La dinámica es de manual. Los ejecutivos imponen un mandato de RTO que exige cinco días en la oficina, la competencia ofrece híbrido o totalmente remoto, y los equipos de TA quedan atrapados entre una política que no definieron y un mercado de candidatos que penaliza esa medida.

Los mismos líderes que insisten en "solo talento de primer nivel" estrechan al mismo tiempo el espectro de quién siquiera considerará el puesto. Una política rígida de localización no solo elimina a los candidatos que prefieren remoto, elimina a todos fuera del radio de traslado, a todos los que tienen responsabilidades de cuidado y necesitan flexibilidad, y a todos los que ya han saboreado la autonomía de horarios y no quieren perderla.

La contradicción es especialmente visible en industrias que compiten por el mismo talento especializado. Si tu competencia ofrece modalidad híbrida y tú no, no estás perdiendo candidatos por una mejor oferta, los estás perdiendo por una opción más flexible. Ese es otro problema, y en muchos sentidos uno aún más difícil de justificar ante quienes se fueron.

Qué significa esto para tu negocio: Si has endurecido tu política de oficina y a tu equipo de TA le cuesta cubrir vacantes, casi seguro ambas cosas están relacionadas. No tienes que ofrecer trabajo totalmente remoto para competir, pero fingir que la política de localización no afecta tu cantera de talento es una decisión que tus competidores estarán encantados de ver que tomas.

La crisis de identidad es la transición

Estas ocho contradicciones no son errores de un sistema que por lo demás funciona. Son síntomas de una función de reclutamiento que se está reconstruyendo en tiempo real bajo presión, sin consenso y mientras quienes reconstruyen también están intentando cubrir 47 vacantes abiertas antes de fin de trimestre.
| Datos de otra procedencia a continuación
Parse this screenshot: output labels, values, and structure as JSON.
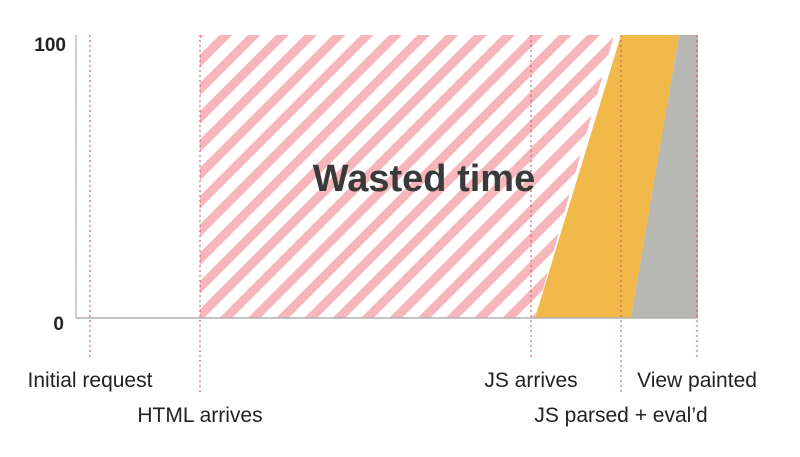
{
  "chart_data": {
    "type": "area",
    "title": "",
    "xlabel": "",
    "ylabel": "",
    "ylim": [
      0,
      100
    ],
    "y_ticks": [
      {
        "value": 100,
        "label": "100"
      },
      {
        "value": 0,
        "label": "0"
      }
    ],
    "grid": false,
    "events": [
      {
        "key": "initial_request",
        "label": "Initial request",
        "row": 1
      },
      {
        "key": "html_arrives",
        "label": "HTML arrives",
        "row": 2
      },
      {
        "key": "js_arrives",
        "label": "JS arrives",
        "row": 1
      },
      {
        "key": "js_parsed",
        "label": "JS parsed + eval’d",
        "row": 2
      },
      {
        "key": "view_painted",
        "label": "View painted",
        "row": 1
      }
    ],
    "regions": [
      {
        "name": "wasted-time-region",
        "from": "html_arrives",
        "to": "js_parsed",
        "pattern": "diagonal-stripes",
        "color": "#f6b6bc"
      },
      {
        "name": "js-parse-region",
        "from": "js_arrives",
        "to": "view_painted",
        "color": "#f0b94a"
      },
      {
        "name": "paint-region",
        "from": "js_parsed",
        "to": "view_painted",
        "color": "#b7b8b3"
      }
    ],
    "annotation": "Wasted time",
    "colors": {
      "axis": "#bdbdbd",
      "event_line": "#c94a5a",
      "baseline": "#b0b0b0"
    }
  }
}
Las empresas cuyos líderes tienen la honestidad de nombrar estas contradicciones en voz alta y la paciencia de abordarlas junto a sus equipos saldrán mejor paradas en este periodo, aunque eso no significa que estarán exentas de nuevas dificultades. 

Porque esto solo sucede si alguien del comité ejecutivo presta atención a lo que realmente ocurre en el día a día y no solo a la versión de las conferencias sobre reclutamiento.

Las crisis de identidad, por dolorosas que sean, tienden a resolverse en algo más fuerte si el liderazgo tiene la paciencia y el coraje para atravesarlas.